Written Answer to Unanswered Oral Question

Unpegging HDB Concessionary Interest Rate for Housing Loans from Prevailing CPF Ordinary Account Interest Rate

Speakers

Summary

This question concerns MP Louis Chua’s inquiry on whether HDB housing loan funds are derived from the Central Provident Fund and if the concessionary interest rate could be unpegged from the prevailing CPF Ordinary Account (OA) rate. Minister for National Development Desmond Lee clarified that HDB obtains its funding from the Development Fund at the CPF OA rate to provide stability and reflect the opportunity cost of using retirement savings for mortgage repayments. He explained that the Government will maintain the peg at 0.10% above the OA rate, a spread intended to recover HDB’s administrative costs. The Minister noted that the interest rate, currently 2.6% until 31 December 2022, is reviewed quarterly in tandem with the CPF OA rate. This policy ensures certainty for the majority of borrowers who service their loans using their CPF savings.

Transcript

23 Mr Chua Kheng Wee Louis asked the Minister for National Development (a) whether the funds obtained by HDB to issue housing loans are derived from the CPF; and (b) whether the Government can consider to unpeg the HDB concessionary interest rate for housing loans from the prevailing CPF Ordinary Account interest rate and, if not, why not.

Mr Desmond Lee: The funds obtained by HDB to issue housing loans are from the Development Fund, not the Central Provident Fund. Monies in the Development Fund are used for purposes necessary or related to the development of Singapore, and this includes providing funds to issue HDB housing loans, to support Singaporeans in their home ownership aspirations. MOF provides these funds to HDB at the prevailing CPF Ordinary Account (OA) rate.

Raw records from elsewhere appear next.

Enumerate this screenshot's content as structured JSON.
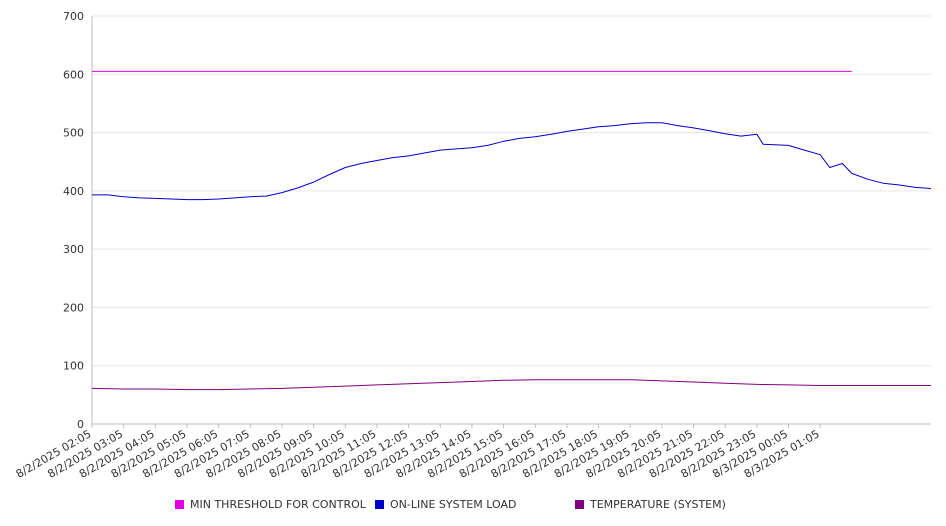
{
  "chart_data": {
    "type": "line",
    "title": "",
    "xlabel": "",
    "ylabel": "",
    "ylim": [
      0,
      700
    ],
    "yticks": [
      0,
      100,
      200,
      300,
      400,
      500,
      600,
      700
    ],
    "grid": true,
    "legend_position": "bottom",
    "x_tick_labels": [
      "8/2/2025 02:05",
      "8/2/2025 03:05",
      "8/2/2025 04:05",
      "8/2/2025 05:05",
      "8/2/2025 06:05",
      "8/2/2025 07:05",
      "8/2/2025 08:05",
      "8/2/2025 09:05",
      "8/2/2025 10:05",
      "8/2/2025 11:05",
      "8/2/2025 12:05",
      "8/2/2025 13:05",
      "8/2/2025 14:05",
      "8/2/2025 15:05",
      "8/2/2025 16:05",
      "8/2/2025 17:05",
      "8/2/2025 18:05",
      "8/2/2025 19:05",
      "8/2/2025 20:05",
      "8/2/2025 21:05",
      "8/2/2025 22:05",
      "8/2/2025 23:05",
      "8/3/2025 00:05",
      "8/3/2025 01:05"
    ],
    "series": [
      {
        "name": "MIN THRESHOLD FOR CONTROL",
        "color": "#e000e0",
        "points": [
          [
            0,
            605
          ],
          [
            24,
            605
          ]
        ]
      },
      {
        "name": "ON-LINE SYSTEM LOAD",
        "color": "#0000cc",
        "points": [
          [
            0,
            393
          ],
          [
            0.5,
            393
          ],
          [
            1,
            390
          ],
          [
            1.5,
            388
          ],
          [
            2,
            387
          ],
          [
            2.5,
            386
          ],
          [
            3,
            385
          ],
          [
            3.5,
            385
          ],
          [
            4,
            386
          ],
          [
            4.5,
            388
          ],
          [
            5,
            390
          ],
          [
            5.5,
            391
          ],
          [
            6,
            397
          ],
          [
            6.5,
            405
          ],
          [
            7,
            415
          ],
          [
            7.5,
            428
          ],
          [
            8,
            440
          ],
          [
            8.5,
            447
          ],
          [
            9,
            452
          ],
          [
            9.5,
            457
          ],
          [
            10,
            460
          ],
          [
            10.5,
            465
          ],
          [
            11,
            470
          ],
          [
            11.5,
            472
          ],
          [
            12,
            474
          ],
          [
            12.5,
            478
          ],
          [
            13,
            485
          ],
          [
            13.5,
            490
          ],
          [
            14,
            493
          ],
          [
            14.5,
            497
          ],
          [
            15,
            502
          ],
          [
            15.5,
            506
          ],
          [
            16,
            510
          ],
          [
            16.5,
            512
          ],
          [
            17,
            515
          ],
          [
            17.5,
            517
          ],
          [
            18,
            517
          ],
          [
            18.5,
            512
          ],
          [
            19,
            508
          ],
          [
            19.5,
            503
          ],
          [
            20,
            498
          ],
          [
            20.5,
            494
          ],
          [
            21,
            497
          ],
          [
            21.2,
            480
          ],
          [
            22,
            478
          ],
          [
            22.5,
            470
          ],
          [
            23,
            462
          ],
          [
            23.3,
            440
          ],
          [
            23.7,
            447
          ],
          [
            24,
            430
          ],
          [
            24.5,
            420
          ],
          [
            25,
            413
          ],
          [
            25.5,
            410
          ],
          [
            26,
            406
          ],
          [
            26.5,
            404
          ]
        ]
      },
      {
        "name": "TEMPERATURE (SYSTEM)",
        "color": "#800080",
        "points": [
          [
            0,
            61
          ],
          [
            1,
            60
          ],
          [
            2,
            60
          ],
          [
            3,
            59
          ],
          [
            4,
            59
          ],
          [
            5,
            60
          ],
          [
            6,
            61
          ],
          [
            7,
            63
          ],
          [
            8,
            65
          ],
          [
            9,
            67
          ],
          [
            10,
            69
          ],
          [
            11,
            71
          ],
          [
            12,
            73
          ],
          [
            13,
            75
          ],
          [
            14,
            76
          ],
          [
            15,
            76
          ],
          [
            16,
            76
          ],
          [
            17,
            76
          ],
          [
            18,
            74
          ],
          [
            19,
            72
          ],
          [
            20,
            70
          ],
          [
            21,
            68
          ],
          [
            22,
            67
          ],
          [
            23,
            66
          ],
          [
            24,
            66
          ],
          [
            26.5,
            66
          ]
        ]
      }
    ]
  }
}
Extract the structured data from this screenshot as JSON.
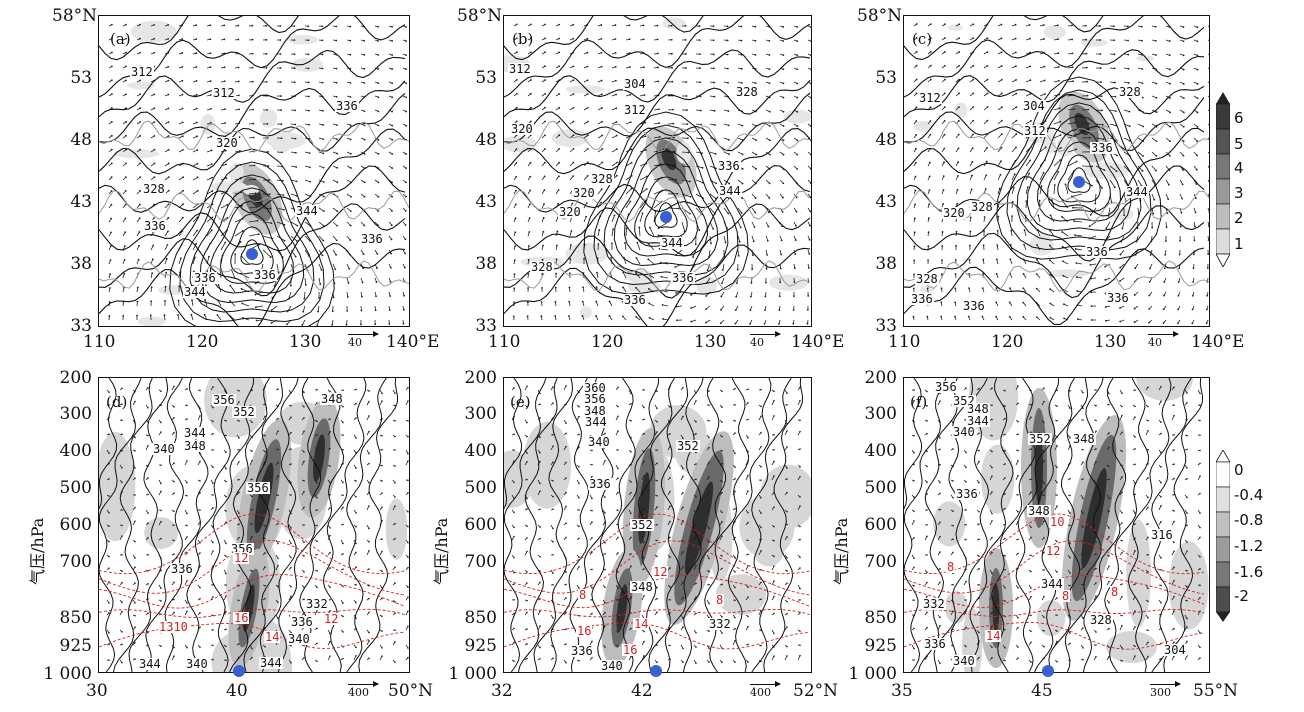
{
  "top_panels": [
    {
      "label": "(a)",
      "contours": [
        "312",
        "312",
        "336",
        "320",
        "328",
        "336",
        "344",
        "336",
        "336",
        "344",
        "336"
      ]
    },
    {
      "label": "(b)",
      "contours": [
        "320",
        "312",
        "304",
        "312",
        "328",
        "320",
        "336",
        "328",
        "344",
        "320",
        "344",
        "328",
        "336",
        "336"
      ]
    },
    {
      "label": "(c)",
      "contours": [
        "312",
        "304",
        "328",
        "312",
        "336",
        "320",
        "328",
        "344",
        "336",
        "328",
        "336",
        "336",
        "336"
      ]
    }
  ],
  "top_yticks": [
    "58°N",
    "53",
    "48",
    "43",
    "38",
    "33"
  ],
  "top_xticks": [
    "110",
    "120",
    "130",
    "140°E"
  ],
  "top_vector_ref": "40",
  "top_colorbar": {
    "ticks": [
      "6",
      "5",
      "4",
      "3",
      "2",
      "1"
    ]
  },
  "bottom_panels": [
    {
      "label": "(d)",
      "xticks": [
        "30",
        "40",
        "50°N"
      ],
      "vector_ref": "400",
      "contours": [
        "356",
        "352",
        "348",
        "344",
        "340",
        "348",
        "356",
        "356",
        "336",
        "332",
        "336",
        "340",
        "344",
        "340",
        "344"
      ],
      "red": [
        "12",
        "1310",
        "16",
        "14",
        "12"
      ]
    },
    {
      "label": "(e)",
      "xticks": [
        "32",
        "42",
        "52°N"
      ],
      "vector_ref": "400",
      "contours": [
        "360",
        "356",
        "348",
        "344",
        "340",
        "352",
        "336",
        "352",
        "348",
        "332",
        "336",
        "340"
      ],
      "red": [
        "12",
        "8",
        "14",
        "16",
        "8",
        "16"
      ]
    },
    {
      "label": "(f)",
      "xticks": [
        "35",
        "45",
        "55°N"
      ],
      "vector_ref": "300",
      "contours": [
        "356",
        "352",
        "348",
        "344",
        "340",
        "352",
        "348",
        "336",
        "348",
        "344",
        "316",
        "332",
        "328",
        "336",
        "340",
        "304"
      ],
      "red": [
        "8",
        "10",
        "12",
        "8",
        "8",
        "14"
      ]
    }
  ],
  "bottom_yticks": [
    "200",
    "300",
    "400",
    "500",
    "600",
    "700",
    "850",
    "925",
    "1 000"
  ],
  "bottom_ylabel": "气压/hPa",
  "bottom_colorbar": {
    "ticks": [
      "0",
      "-0.4",
      "-0.8",
      "-1.2",
      "-1.6",
      "-2"
    ]
  },
  "colors": {
    "accent": "#3a5fd0",
    "red_contour": "#d42020"
  }
}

The HDB concessionary interest rate will continue to be pegged at 0.10% above the prevailing CPF OA interest rate. This ensures stability and certainty for borrowers on HDB concessionary loans since most borrowers service their mortgage repayments using their CPF OA savings. Pegging the HDB concessionary interest rate to the prevailing CPF OA interest rate also reflects the opportunity cost to the borrowers for using their CPF OA savings for mortgage repayments, instead of saving towards retirement. HDB obtains the funds to issue housing loans from the Government at the CPF OA rate, and the spread of 0.10% is meant to recover HDB’s cost of administering loans.

The HDB concessionary interest rate is, currently, 2.6% per annum and will remain at this level until 31 December 2022. HDB reviews the HDB concessionary interest rate every quarter, in tandem with the CPF OA rate reviews.